Since organic producers represent an emerging market, a separate survey measured organic producers’ knowledge and awareness of propane agriculture applications. The operations and costs of traditional producers and growers were compared to the organic production process. Research assessed which production costs were highest across commodities and within organic production and which groups were spending the most on fuel and energy. In sum, Osborn & Barr created a robust information tool that could be categorized and viewed in numerous ways to reveal where the greatest opportunities lie.
“As we developed the structure of the report, we did not aim to tell PERC where they should invest, but instead wanted to provide them with the appropriate information to make the best decisions,” says Jeff Whetstine, account executive, Osborn & Barr. “The research provides an educational tool that will increase AAC’s overall knowledge and understanding of the commodities, their production processes and marketplace conditions. As a result, AAC now has a tool for assessing which agricultural commodities hold the greatest potential return on investment, as well as which commodities should and should not be targeted. This tool is designed to empower AAC to make strong decisions regarding potential investments.”
From idea to reality
The in-depth quantitative and qualitative research provided by Osborn & Barr puts PERC in a better position to evaluate the likelihood of success for new or improved propane agriculture technology.
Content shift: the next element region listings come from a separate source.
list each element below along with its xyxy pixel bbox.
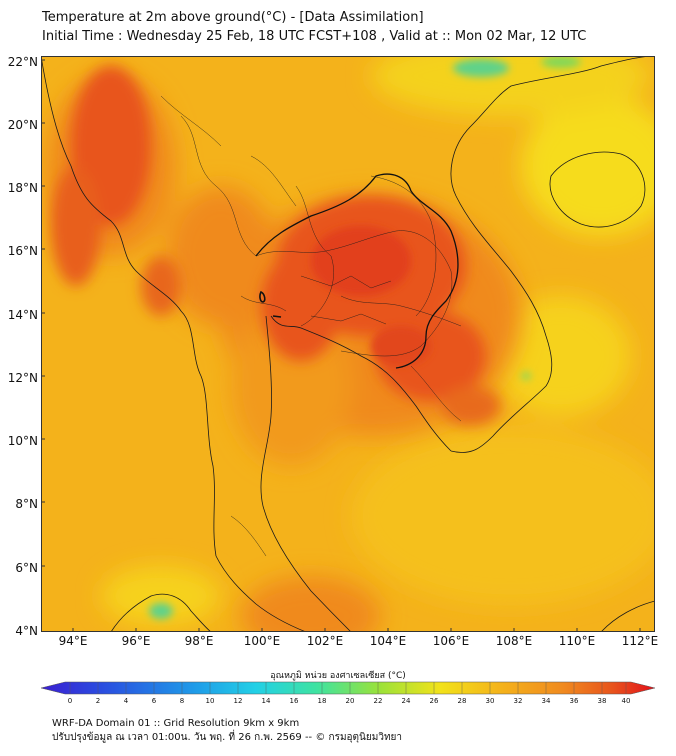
lat-label-18n: 18°N <box>7 181 38 195</box>
contour-bangkok <box>259 290 266 303</box>
colorbar-gradient <box>40 681 656 695</box>
contour-small <box>272 315 282 318</box>
cb-tick: 10 <box>205 697 215 705</box>
lat-label-22n: 22°N <box>7 55 38 69</box>
lat-label-8n: 8°N <box>15 497 38 511</box>
cb-tick: 22 <box>373 697 383 705</box>
admin-borders <box>160 95 462 557</box>
cb-tick: 36 <box>569 697 579 705</box>
cb-tick: 6 <box>151 697 157 705</box>
cb-tick: 24 <box>401 697 411 705</box>
cb-tick: 34 <box>541 697 551 705</box>
cb-tick: 32 <box>513 697 523 705</box>
coastlines <box>41 56 655 632</box>
cb-tick: 12 <box>233 697 243 705</box>
lon-label-104e: 104°E <box>369 634 407 648</box>
lon-label-96e: 96°E <box>121 634 151 648</box>
cb-tick: 4 <box>123 697 129 705</box>
thailand-border <box>255 173 459 369</box>
colorbar <box>40 680 656 699</box>
cb-tick: 40 <box>621 697 631 705</box>
cb-tick: 2 <box>95 697 101 705</box>
axis-ticks <box>41 59 641 632</box>
lat-label-14n: 14°N <box>7 308 38 322</box>
green-patches <box>149 56 581 619</box>
chart-title: Temperature at 2m above ground(°C) - [Da… <box>42 8 586 46</box>
lon-label-94e: 94°E <box>58 634 88 648</box>
cb-tick: 8 <box>179 697 185 705</box>
lon-label-112e: 112°E <box>621 634 659 648</box>
footer-line-1: WRF-DA Domain 01 :: Grid Resolution 9km … <box>52 718 300 729</box>
title-line-1: Temperature at 2m above ground(°C) - [Da… <box>42 10 424 25</box>
footer: WRF-DA Domain 01 :: Grid Resolution 9km … <box>52 717 402 745</box>
map-canvas <box>41 56 655 632</box>
cb-tick: 0 <box>67 697 73 705</box>
cb-tick: 14 <box>261 697 271 705</box>
lon-label-100e: 100°E <box>243 634 281 648</box>
temperature-map[interactable] <box>41 56 655 632</box>
cb-tick: 16 <box>289 697 299 705</box>
map-frame <box>41 56 655 632</box>
lon-label-98e: 98°E <box>184 634 214 648</box>
cb-tick: 20 <box>345 697 355 705</box>
lon-label-102e: 102°E <box>306 634 344 648</box>
cb-tick: 26 <box>429 697 439 705</box>
cb-tick: 30 <box>485 697 495 705</box>
colorbar-title: อุณหภูมิ หน่วย องศาเซลเซียส (°C) <box>270 671 406 681</box>
lat-label-16n: 16°N <box>7 244 38 258</box>
title-line-2: Initial Time : Wednesday 25 Feb, 18 UTC … <box>42 29 587 44</box>
lat-label-6n: 6°N <box>15 561 38 575</box>
lat-label-12n: 12°N <box>7 371 38 385</box>
lat-label-20n: 20°N <box>7 118 38 132</box>
cb-tick: 38 <box>597 697 607 705</box>
lon-label-110e: 110°E <box>558 634 596 648</box>
lon-label-108e: 108°E <box>495 634 533 648</box>
cb-tick: 18 <box>317 697 327 705</box>
cb-tick: 28 <box>457 697 467 705</box>
footer-line-2: ปรับปรุงข้อมูล ณ เวลา 01:00น. วัน พฤ. ที… <box>52 732 403 743</box>
lon-label-106e: 106°E <box>432 634 470 648</box>
lat-label-10n: 10°N <box>7 434 38 448</box>
hot-zones <box>51 66 501 426</box>
lat-label-4n: 4°N <box>15 624 38 638</box>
The research will be the foundation for assessing marketing potential and disbursing funding for new propane projects. The next investment could be anything in any sector of the agriculture industry. Eventually, these projects will benefit the agriculture industry through new, efficient products and the propane industry through higher demand.
PERC is already putting its new knowledge to use in evaluating the potential of a project for the cotton industry.
“I think PERC will refer to this research quite often. It gives PERC the information necessary to deliver on its promise to use member funds responsibly and effectively. It’s a great stepping stone for PERC’s future in agriculture, and focuses them on really meeting the needs of producers in many commodity categories. The most exciting thing is the Propane Education & Research Council can make these ideas become a reality,” Whetstine says.
To that end, PERC has just released a request for proposals to design the technology for propane-powered weed control, one of the most frequent requests cited in the research. The technology will burn weeds between rows of crops without harming the desirable plants. Since the technology replaces herbicides, it is of particular interest to organic growers. Production of the time- and labor-saving technology could be in place in two years.